Keith Schaefer: This is a normal crescendo of fear in the markets that we're getting each year or so after the financial crash of 2008. The financial crash of 2008 has prepared us for all the debt talk. The political system and the monetary system know what to do to get us out of this problem. It's the indecision in taking action that's causing all of the turmoil. Everybody knows that there needs to be a restructuring of debt where both the private and public sectors take a bit of a haircut and move on. I don't think that we're going to see a global recession that will have any huge impact on equity valuations.

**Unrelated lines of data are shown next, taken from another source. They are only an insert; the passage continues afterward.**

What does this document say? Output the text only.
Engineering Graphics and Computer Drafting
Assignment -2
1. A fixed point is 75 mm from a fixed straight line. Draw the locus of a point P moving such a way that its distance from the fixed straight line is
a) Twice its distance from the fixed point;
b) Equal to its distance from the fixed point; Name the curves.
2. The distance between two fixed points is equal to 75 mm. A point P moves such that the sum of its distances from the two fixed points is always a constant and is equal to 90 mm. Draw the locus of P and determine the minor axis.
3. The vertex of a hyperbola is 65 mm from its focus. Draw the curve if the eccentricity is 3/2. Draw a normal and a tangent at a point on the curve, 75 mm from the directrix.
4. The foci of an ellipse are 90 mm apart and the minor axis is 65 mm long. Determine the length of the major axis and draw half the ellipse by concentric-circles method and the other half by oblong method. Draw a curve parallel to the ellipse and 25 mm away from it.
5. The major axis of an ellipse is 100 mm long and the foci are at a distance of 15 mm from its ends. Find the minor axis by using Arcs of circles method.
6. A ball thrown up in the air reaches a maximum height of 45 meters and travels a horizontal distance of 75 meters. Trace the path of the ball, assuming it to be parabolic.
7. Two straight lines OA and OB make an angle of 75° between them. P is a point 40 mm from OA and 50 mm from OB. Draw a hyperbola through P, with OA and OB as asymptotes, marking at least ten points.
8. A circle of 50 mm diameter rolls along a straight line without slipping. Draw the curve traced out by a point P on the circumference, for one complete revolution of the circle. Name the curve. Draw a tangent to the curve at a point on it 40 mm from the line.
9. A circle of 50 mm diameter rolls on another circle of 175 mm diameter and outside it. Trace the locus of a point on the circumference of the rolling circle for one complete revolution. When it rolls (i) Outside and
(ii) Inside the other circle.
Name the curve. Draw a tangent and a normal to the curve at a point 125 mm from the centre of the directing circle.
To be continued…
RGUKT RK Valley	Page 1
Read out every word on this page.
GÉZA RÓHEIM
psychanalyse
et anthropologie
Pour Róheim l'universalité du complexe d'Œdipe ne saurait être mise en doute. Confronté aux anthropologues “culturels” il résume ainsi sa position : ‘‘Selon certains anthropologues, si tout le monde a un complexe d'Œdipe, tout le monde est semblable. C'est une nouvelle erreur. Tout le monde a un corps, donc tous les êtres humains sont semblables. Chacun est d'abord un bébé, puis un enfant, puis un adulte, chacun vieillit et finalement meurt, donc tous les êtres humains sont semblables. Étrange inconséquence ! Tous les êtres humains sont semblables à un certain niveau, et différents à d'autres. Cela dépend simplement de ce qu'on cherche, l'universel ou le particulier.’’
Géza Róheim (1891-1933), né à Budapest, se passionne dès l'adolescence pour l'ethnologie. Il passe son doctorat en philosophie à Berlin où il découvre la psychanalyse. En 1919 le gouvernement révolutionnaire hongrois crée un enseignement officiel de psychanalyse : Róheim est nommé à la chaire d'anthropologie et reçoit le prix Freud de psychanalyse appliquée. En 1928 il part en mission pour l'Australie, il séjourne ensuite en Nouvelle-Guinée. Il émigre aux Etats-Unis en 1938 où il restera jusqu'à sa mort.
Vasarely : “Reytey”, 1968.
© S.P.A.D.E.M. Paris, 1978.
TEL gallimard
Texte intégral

TER: You just used two words that caught my attention: "restructuring" and "haircut." Are you talking about Europe-Spain, Portugal, Greece, Italy?
KS: Yes. Right now, the European situation is by far the most important driver of this stock market pullback. As soon as the market can figure out that it is resolved, the rest of the issues-the lingering U.S. unemployment, the high debt in the U.S, the declining dollar-will all be managed, maybe with a bit of pain, but they will be managed. It's the indecision and turmoil around resolving the European debt crisis that is giving us this problem. Once this gets done, and everyone swallows the medicine, you're going to see a pretty big rebound.
TER: How badly is this going to affect the oil and gas sectors and for how long?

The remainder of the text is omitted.